Stopping Price Competition Will Hurt Consumers
29 August 2003
The Business Council of Australia said today that any specific prohibition on competitive pricing by large business would directly affect consumers, denying them the benefits of robust price competition.
BCA Chief Executive, Ms Katie Lahey confirmed that the council would prefer to see the Dawson reforms to the Trade Practices Act dropped altogether, than accept changes to the Act that could prevent larger businesses from being able to fully compete with other firms.
“These sorts of changes have been repeatedly put before Senate and other inquiries and have repeatedly been rejected because they can potentially act as a restraint on pro-competitive conduct rather than prevent anti-competitive conduct,” she said.
During a Senate inquiry in 1999, then ACCC Chairman, Professor Allan Fels warned the inquiry of the dangers of changing section 46 of the Act, which prohibits misuse of market power and predatory pricing: “There are dangers in taking section 46 too far, because one always has the problem that it can deter genuinely pro-competitive behaviour.”

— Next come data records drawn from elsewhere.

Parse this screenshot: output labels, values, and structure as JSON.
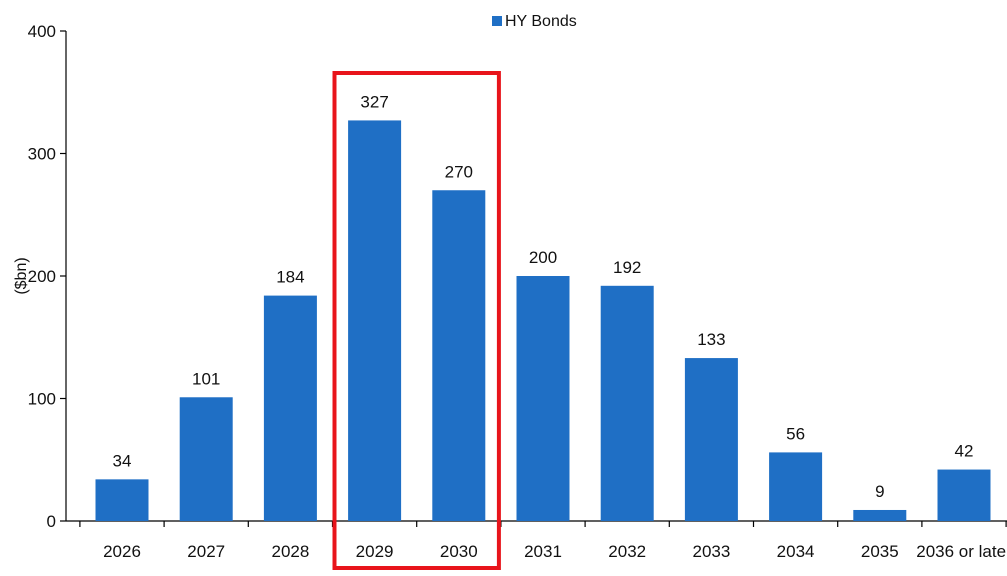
{
  "chart_data": {
    "type": "bar",
    "title": "",
    "xlabel": "",
    "ylabel": "($bn)",
    "ylim": [
      0,
      400
    ],
    "yticks": [
      0,
      100,
      200,
      300,
      400
    ],
    "grid": false,
    "legend_position": "top",
    "categories": [
      "2026",
      "2027",
      "2028",
      "2029",
      "2030",
      "2031",
      "2032",
      "2033",
      "2034",
      "2035",
      "2036 or later"
    ],
    "series": [
      {
        "name": "HY Bonds",
        "values": [
          34,
          101,
          184,
          327,
          270,
          200,
          192,
          133,
          56,
          9,
          42
        ],
        "color": "#1F6FC5"
      }
    ],
    "data_labels": [
      "34",
      "101",
      "184",
      "327",
      "270",
      "200",
      "192",
      "133",
      "56",
      "9",
      "42"
    ],
    "highlight": {
      "categories": [
        "2029",
        "2030"
      ],
      "color": "#E8141B"
    }
  }
}
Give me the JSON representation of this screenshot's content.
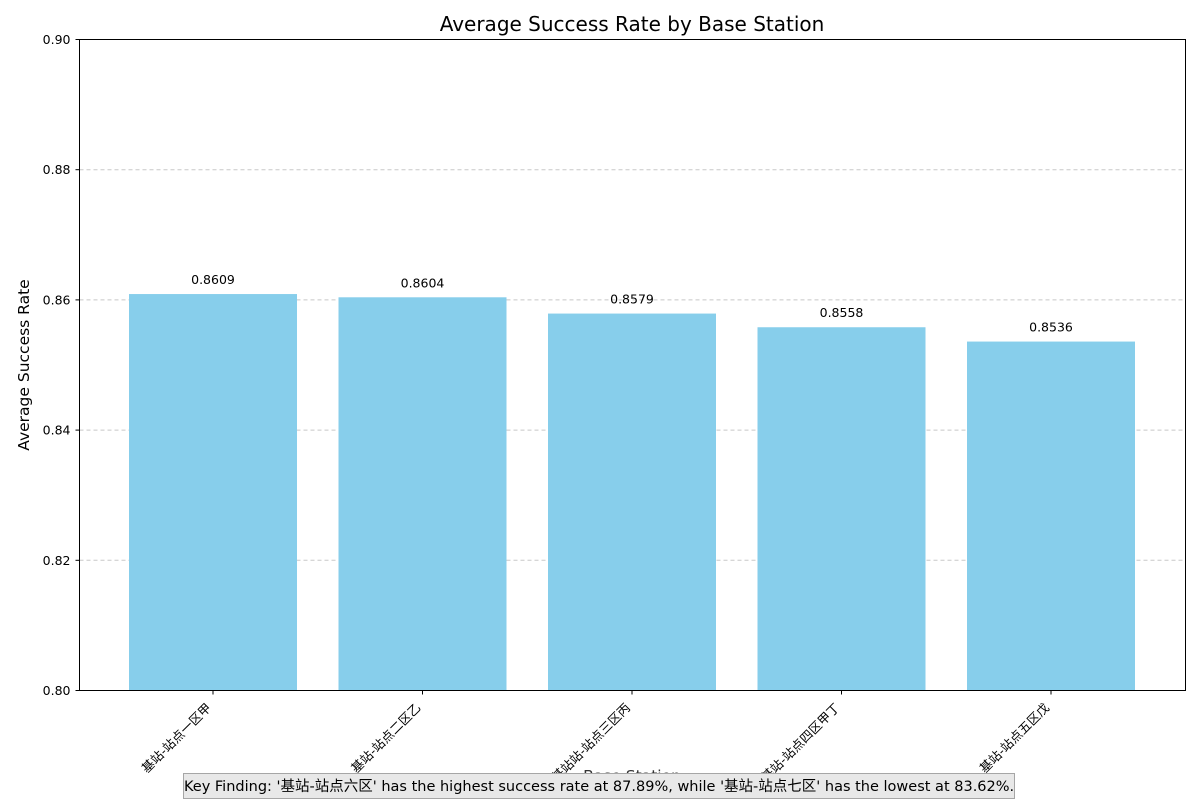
{
  "chart_data": {
    "type": "bar",
    "title": "Average Success Rate by Base Station",
    "xlabel": "Base Station",
    "ylabel": "Average Success Rate",
    "categories": [
      "基站-站点一区甲",
      "基站-站点二区乙",
      "基站站-站点三区丙",
      "基站-站点四区甲丁",
      "基站-站点五区戊"
    ],
    "values": [
      0.8609,
      0.8604,
      0.8579,
      0.8558,
      0.8536
    ],
    "value_labels": [
      "0.8609",
      "0.8604",
      "0.8579",
      "0.8558",
      "0.8536"
    ],
    "ylim": [
      0.8,
      0.9
    ],
    "yticks": [
      "0.80",
      "0.82",
      "0.84",
      "0.86",
      "0.88",
      "0.90"
    ],
    "grid": "y-dashed",
    "bar_color": "#87CEEB",
    "grid_color": "#c8c8c8"
  },
  "annotation": {
    "text": "Key Finding: '基站-站点六区' has the highest success rate at 87.89%, while '基站-站点七区' has the lowest at 83.62%."
  }
}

He went on to advise that changes to section 46 “could take the edge off the incentive for firms to compete keenly on price and other dimensions” and are also “likely to create greater uncertainty for business.”

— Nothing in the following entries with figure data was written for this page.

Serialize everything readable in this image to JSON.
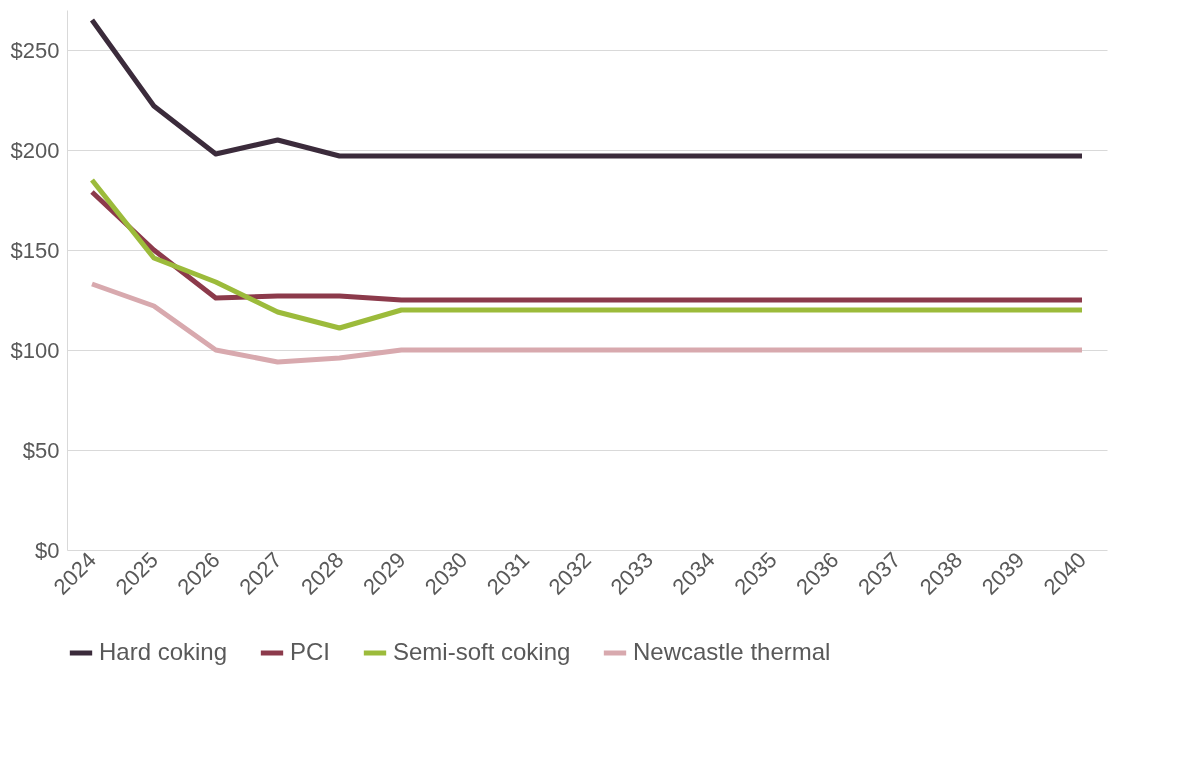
{
  "chart_data": {
    "type": "line",
    "categories": [
      "2024",
      "2025",
      "2026",
      "2027",
      "2028",
      "2029",
      "2030",
      "2031",
      "2032",
      "2033",
      "2034",
      "2035",
      "2036",
      "2037",
      "2038",
      "2039",
      "2040"
    ],
    "series": [
      {
        "name": "Hard coking",
        "color": "#3b2b3b",
        "values": [
          265,
          222,
          198,
          205,
          197,
          197,
          197,
          197,
          197,
          197,
          197,
          197,
          197,
          197,
          197,
          197,
          197
        ]
      },
      {
        "name": "PCI",
        "color": "#8c3a4b",
        "values": [
          179,
          150,
          126,
          127,
          127,
          125,
          125,
          125,
          125,
          125,
          125,
          125,
          125,
          125,
          125,
          125,
          125
        ]
      },
      {
        "name": "Semi-soft coking",
        "color": "#9cbb3b",
        "values": [
          185,
          146,
          134,
          119,
          111,
          120,
          120,
          120,
          120,
          120,
          120,
          120,
          120,
          120,
          120,
          120,
          120
        ]
      },
      {
        "name": "Newcastle thermal",
        "color": "#d8a9ae",
        "values": [
          133,
          122,
          100,
          94,
          96,
          100,
          100,
          100,
          100,
          100,
          100,
          100,
          100,
          100,
          100,
          100,
          100
        ]
      }
    ],
    "ylim": [
      0,
      270
    ],
    "yticks": [
      {
        "value": 0,
        "label": "$0"
      },
      {
        "value": 50,
        "label": "$50"
      },
      {
        "value": 100,
        "label": "$100"
      },
      {
        "value": 150,
        "label": "$150"
      },
      {
        "value": 200,
        "label": "$200"
      },
      {
        "value": 250,
        "label": "$250"
      }
    ],
    "grid": "y",
    "legend": "bottom",
    "marker": "none",
    "line_style": "solid"
  }
}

Ms Lahey said BCA concerns over the negative impacts of prohibiting larger businesses from undertaking aggressive pricing have been reinforced by the findings of a Canadian Parliamentary committee into that country’s laws prohibiting predatory pricing.
Canada is one of the few countries to specifically prohibit predatory pricing as well as, like Australia, having a more general prohibition on misuse of market power.

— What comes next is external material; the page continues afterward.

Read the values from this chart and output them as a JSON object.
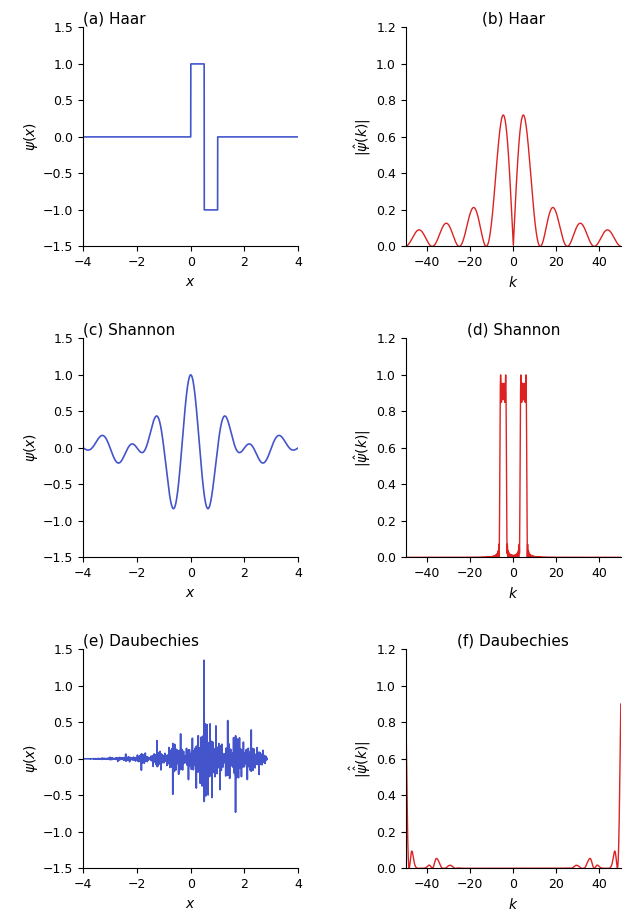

The Canadian Parliamentary inquiry concluded that it can be “extremely difficult to distinguish predatory pricing from aggressive price competition”. It went on to find that this sort of provision “leads firms who have been unable to survive market competition into believing that they have a valid predatory pricing claim”.
Ms Lahey said that constraints on price competition would have the same negative effects in Australia.
“Proposals being put by some small business groups mean larger businesses would run the risk of having to prove their innocence in court whenever they engage in discount pricing that undercuts competitors,” she said.
“Other proposals would require companies to be able to predict the future effect of their activities on competitors.
“Small businesses are vital to the Australian economy and flourish, even in the face of competition from larger firms.
“But any proposal to restrict competitive pricing would simply result in Australian consumers paying higher prices to protect less competitive business.”